Maybe I haven't fully understood the question, but I have the impression that you want to rewrite the Java String method split(). I would advise you to have a look at this function, see how it's done and start from there.

Upvotes: 1

NickJ
NickJ

Reputation: 9559

EDIT: My original answer did not quite do the trick, it did not include the delimiters in the resultant array, and used the String.split() method, which was not allowed.

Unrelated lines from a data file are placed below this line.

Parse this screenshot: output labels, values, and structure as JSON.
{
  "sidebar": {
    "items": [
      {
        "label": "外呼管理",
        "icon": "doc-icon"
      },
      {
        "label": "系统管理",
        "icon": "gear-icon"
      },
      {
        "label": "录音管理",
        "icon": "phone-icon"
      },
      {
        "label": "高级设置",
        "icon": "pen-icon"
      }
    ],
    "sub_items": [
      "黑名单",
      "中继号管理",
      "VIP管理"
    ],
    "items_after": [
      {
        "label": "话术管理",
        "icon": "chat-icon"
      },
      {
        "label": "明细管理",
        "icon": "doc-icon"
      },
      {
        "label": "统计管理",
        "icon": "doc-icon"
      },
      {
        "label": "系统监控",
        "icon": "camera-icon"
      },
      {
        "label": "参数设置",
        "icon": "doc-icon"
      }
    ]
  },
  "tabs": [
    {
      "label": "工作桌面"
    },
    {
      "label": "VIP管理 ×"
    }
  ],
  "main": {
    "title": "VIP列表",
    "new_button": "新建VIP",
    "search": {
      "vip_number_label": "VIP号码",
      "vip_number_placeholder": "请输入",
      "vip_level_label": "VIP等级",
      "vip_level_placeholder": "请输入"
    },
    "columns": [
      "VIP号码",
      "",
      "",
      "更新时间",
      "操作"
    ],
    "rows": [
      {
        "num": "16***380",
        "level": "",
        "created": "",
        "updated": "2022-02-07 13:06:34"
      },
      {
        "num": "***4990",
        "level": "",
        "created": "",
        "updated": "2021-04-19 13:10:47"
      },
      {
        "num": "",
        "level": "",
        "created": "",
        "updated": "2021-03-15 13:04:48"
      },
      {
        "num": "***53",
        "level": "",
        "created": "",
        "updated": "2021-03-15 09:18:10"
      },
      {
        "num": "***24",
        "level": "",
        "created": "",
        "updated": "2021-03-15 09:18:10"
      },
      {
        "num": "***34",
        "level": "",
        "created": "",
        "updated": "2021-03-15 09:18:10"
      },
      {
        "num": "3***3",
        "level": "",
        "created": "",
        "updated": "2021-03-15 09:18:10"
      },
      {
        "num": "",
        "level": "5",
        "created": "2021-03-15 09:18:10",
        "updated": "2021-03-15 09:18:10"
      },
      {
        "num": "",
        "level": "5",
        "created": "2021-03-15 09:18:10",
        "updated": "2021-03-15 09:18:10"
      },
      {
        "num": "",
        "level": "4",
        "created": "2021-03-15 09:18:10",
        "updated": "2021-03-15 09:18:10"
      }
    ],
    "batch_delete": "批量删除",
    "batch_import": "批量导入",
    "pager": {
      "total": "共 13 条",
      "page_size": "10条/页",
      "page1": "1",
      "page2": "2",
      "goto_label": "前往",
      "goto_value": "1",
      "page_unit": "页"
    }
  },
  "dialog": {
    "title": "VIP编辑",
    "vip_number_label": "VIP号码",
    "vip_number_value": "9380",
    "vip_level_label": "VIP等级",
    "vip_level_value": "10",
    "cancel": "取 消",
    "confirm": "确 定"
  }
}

Here's my new solution, which is split into 2 methods:

/**
 * Splits the string at all specified literal delimiters, and includes the delimiters in the resulting array
 */
private static String[] tokenizer(String subject, String[] delimiters)  { 

    //Sort delimiters into length order, starting with longest
    Arrays.sort(delimiters, new Comparator<String>() {
        @Override
        public int compare(String s1, String s2) {
          return s2.length()-s1.length();
         }
      });

    //start with a list with only one string - the whole thing
    List<String> tokens = new ArrayList<String>();
    tokens.add(subject);

    //loop through the delimiters, splitting on each one
    for (int i=0; i<delimiters.length; i++) {
        tokens = splitStrings(tokens, delimiters, i);
    }

    return tokens.toArray(new String[] {});
}

/**
 * Splits each String in the subject at the delimiter
 */
private static List<String> splitStrings(List<String> subject, String[] delimiters, int delimiterIndex) {

    List<String> result = new ArrayList<String>();
    String delimiter = delimiters[delimiterIndex];

    //for each input string
    for (String part : subject) {

        int start = 0;

        //if this part equals one of the delimiters, don't split it up any more
        boolean alreadySplit = false;
        for (String testDelimiter : delimiters) {
            if (testDelimiter.equals(part)) {
                alreadySplit = true;
                break;
            }
        }

        if (!alreadySplit) {
            for (int index=0; index<part.length(); index++) {
                String subPart = part.substring(index);
                if (subPart.indexOf(delimiter)==0) {
                    result.add(part.substring(start, index));   // part before delimiter
                    result.add(delimiter);                      // delimiter
                    start = index+delimiter.length();           // next parts starts after delimiter
                }
            }
        }
        result.add(part.substring(start));                      // rest of string after last delimiter          
    }
    return result;
}

Original Answer

I notice you are using Pattern when you said you only wanted to use String methods.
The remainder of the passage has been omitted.